Certes, l'article L. 551-2 du code de l'environnement prévoit la réalisation d'une étude de dangers tous les cinq ans, mais le résultat est bien maigre comparé aux enjeux dont les députés de tous bancs soulignaient l'importance. On s'est contenté de « poser une rustine » car tout le monde s'accordait sur l'urgence de traiter en priorité les entreprises dites « Seveso seuil haut ». C'est, depuis, un provisoire qui dure… Il est temps d'avancer sur le sujet, tout en respectant les équilibres trouvés lors des débats de 2003 : les infrastructures de transport de marchandises dangereuses doivent être considérées comme des sites « Seveso seuil haut » et soumises à ce titre à des plans de prévention des risques technologiques (PPRT).
Si cette proposition de loi a étonné certains de mes interlocuteurs, je reste convaincu que cette avancée changera la donne et permettra de protéger les habitants des zones où les marchandises dangereuses sont chargées, déchargées ou stockées. Beaucoup d'entre eux ignorent qu'ils vivent dans un lieu dangereux et n'ont pas la même culture de la sécurité – d'autres parlent de culture du risque – que les habitants des zones classées « Seveso seuil haut ».

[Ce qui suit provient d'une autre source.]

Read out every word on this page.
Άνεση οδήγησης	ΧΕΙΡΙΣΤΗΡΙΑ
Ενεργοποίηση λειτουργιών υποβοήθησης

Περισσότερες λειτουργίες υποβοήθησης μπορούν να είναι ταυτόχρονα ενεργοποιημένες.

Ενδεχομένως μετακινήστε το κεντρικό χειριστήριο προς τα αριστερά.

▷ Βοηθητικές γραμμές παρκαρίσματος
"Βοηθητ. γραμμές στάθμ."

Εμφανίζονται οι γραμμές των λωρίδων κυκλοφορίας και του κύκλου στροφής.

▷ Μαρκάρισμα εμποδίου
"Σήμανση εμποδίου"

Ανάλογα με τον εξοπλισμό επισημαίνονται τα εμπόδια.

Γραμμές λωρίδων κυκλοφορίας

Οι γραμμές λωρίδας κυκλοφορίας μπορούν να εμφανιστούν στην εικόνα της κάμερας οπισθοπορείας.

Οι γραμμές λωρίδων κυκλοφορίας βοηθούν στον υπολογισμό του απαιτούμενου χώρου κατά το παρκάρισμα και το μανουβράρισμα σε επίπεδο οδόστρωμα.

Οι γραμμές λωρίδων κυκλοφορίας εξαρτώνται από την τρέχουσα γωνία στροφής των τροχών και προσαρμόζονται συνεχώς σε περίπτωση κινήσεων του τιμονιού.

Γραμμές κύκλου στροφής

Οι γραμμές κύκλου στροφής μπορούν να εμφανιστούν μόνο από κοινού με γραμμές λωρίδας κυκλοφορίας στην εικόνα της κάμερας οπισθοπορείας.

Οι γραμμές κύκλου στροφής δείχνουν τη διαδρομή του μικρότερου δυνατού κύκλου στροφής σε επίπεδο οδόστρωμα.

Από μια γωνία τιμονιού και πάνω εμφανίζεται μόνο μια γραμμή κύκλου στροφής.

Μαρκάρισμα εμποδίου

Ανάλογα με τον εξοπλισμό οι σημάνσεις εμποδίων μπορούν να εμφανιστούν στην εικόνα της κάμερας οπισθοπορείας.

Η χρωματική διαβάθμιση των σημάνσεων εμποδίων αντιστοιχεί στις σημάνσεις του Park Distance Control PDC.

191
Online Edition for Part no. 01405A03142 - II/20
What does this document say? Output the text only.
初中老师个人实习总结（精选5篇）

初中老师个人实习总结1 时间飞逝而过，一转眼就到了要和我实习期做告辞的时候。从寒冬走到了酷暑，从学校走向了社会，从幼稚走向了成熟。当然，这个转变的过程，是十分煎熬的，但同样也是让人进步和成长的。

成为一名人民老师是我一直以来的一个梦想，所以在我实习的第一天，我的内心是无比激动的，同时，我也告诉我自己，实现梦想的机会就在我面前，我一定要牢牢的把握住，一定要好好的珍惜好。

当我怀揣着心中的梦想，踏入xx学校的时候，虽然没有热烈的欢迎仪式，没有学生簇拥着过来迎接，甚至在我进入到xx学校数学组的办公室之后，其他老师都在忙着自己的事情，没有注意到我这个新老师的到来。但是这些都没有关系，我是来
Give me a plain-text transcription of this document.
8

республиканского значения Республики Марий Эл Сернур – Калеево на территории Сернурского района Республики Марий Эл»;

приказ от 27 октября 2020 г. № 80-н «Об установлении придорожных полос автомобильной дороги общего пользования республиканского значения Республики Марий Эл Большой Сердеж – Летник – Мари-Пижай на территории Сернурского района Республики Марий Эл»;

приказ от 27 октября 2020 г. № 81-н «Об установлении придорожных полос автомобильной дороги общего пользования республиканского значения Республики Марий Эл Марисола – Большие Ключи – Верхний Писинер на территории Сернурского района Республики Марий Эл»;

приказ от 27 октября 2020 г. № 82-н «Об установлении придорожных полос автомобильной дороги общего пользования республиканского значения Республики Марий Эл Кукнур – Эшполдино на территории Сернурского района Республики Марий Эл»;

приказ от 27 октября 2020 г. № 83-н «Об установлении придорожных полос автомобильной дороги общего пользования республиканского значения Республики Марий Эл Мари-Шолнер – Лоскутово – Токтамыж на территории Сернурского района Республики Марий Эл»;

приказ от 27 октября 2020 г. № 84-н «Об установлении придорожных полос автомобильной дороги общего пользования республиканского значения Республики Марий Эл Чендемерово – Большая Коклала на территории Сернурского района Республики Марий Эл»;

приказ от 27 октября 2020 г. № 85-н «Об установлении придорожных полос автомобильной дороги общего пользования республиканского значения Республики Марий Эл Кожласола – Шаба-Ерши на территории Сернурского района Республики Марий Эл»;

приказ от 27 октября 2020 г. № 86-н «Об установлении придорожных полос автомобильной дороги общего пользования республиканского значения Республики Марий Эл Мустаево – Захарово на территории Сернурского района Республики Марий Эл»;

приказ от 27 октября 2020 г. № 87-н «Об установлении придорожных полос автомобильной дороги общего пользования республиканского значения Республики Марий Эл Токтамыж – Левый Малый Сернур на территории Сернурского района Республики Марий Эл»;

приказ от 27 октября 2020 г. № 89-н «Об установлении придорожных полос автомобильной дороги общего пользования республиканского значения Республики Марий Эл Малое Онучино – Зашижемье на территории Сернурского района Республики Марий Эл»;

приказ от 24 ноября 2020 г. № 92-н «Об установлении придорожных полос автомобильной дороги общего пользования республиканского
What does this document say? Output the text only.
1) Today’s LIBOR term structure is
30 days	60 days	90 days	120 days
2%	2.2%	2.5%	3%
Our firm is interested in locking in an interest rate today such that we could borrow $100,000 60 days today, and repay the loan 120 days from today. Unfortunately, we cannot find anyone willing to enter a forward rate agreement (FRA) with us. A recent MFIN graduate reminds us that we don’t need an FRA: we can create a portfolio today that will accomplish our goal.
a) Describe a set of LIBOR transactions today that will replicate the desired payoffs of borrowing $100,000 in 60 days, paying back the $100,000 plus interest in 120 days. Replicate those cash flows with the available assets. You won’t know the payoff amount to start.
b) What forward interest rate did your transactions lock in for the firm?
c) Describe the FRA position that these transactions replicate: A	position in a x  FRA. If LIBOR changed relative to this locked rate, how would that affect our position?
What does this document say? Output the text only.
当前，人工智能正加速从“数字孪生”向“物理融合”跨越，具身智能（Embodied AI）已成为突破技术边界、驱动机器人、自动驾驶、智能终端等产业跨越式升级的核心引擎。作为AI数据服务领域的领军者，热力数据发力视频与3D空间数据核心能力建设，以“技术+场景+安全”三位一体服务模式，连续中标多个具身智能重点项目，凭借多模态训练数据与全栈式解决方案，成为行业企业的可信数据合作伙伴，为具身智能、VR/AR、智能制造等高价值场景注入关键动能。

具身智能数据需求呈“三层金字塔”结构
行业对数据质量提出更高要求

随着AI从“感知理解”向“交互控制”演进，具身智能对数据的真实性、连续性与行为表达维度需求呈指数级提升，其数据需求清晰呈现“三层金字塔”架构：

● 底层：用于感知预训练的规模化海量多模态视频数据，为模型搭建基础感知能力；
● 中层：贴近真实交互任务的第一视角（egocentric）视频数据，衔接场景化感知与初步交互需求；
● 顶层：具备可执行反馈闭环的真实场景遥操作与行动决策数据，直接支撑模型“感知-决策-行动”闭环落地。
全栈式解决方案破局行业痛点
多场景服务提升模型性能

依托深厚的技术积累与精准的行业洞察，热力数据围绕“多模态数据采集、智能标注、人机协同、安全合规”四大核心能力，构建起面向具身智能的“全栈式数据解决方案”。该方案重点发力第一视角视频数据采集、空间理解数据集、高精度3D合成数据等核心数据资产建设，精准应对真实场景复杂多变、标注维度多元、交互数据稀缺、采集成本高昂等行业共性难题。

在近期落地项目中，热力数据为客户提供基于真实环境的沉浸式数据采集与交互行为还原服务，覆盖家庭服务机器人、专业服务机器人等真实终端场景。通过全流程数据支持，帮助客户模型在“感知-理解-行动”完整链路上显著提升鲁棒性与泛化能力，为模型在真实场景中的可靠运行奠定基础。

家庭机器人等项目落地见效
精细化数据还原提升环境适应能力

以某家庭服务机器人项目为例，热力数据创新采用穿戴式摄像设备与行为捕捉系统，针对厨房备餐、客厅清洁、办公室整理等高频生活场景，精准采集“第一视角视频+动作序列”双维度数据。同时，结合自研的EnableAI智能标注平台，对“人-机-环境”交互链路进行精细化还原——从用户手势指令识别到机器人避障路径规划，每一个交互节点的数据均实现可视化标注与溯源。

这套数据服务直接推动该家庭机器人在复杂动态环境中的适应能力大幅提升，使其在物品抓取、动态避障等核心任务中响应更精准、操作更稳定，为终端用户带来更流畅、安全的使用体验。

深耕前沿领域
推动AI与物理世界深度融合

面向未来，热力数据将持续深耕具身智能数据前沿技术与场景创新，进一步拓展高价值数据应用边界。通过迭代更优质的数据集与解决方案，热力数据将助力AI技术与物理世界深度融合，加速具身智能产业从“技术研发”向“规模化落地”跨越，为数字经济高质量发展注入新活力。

Je le mesure dans ma circonscription. À Gonfreville-l'Orcher, les habitants vivent en face d'une très grande raffinerie et de sa zone pétrochimique. Ils entendent l'activité, la sentent, perçoivent parfois les vibrations et voient les torches. Bien informés, ils sont conscients des risques et adaptent leur manière de vivre et de se protéger. Les PPRT ont permis de valoriser cette culture et de renforcer la sécurité. Malgré la présence de 16 entreprises « Seveso seuil haut », et autant de cercles de dangers et de responsabilités imbriquées, les acteurs ont dialogué et évalué collectivement les risques. Grâce à des choix favorisant la dynamique locale, de nombreux travaux de mise en conformité ont été engagés sans que les riverains n'aient à en avancer le montant. Cette réussite a fait beaucoup de bien aux habitants et aux industriels, ces derniers parvenant à faire accepter, dans le dialogue, leurs procédés dangereux mais indispensables à l'économie. C'est important car il n'y a plus un seul endroit, dans notre pays, où la population accepterait le développement d'une usine à risque. Dans les territoires où ces usines et ces infrastructures à risque existent, il faut travailler pour conforter cette acceptation.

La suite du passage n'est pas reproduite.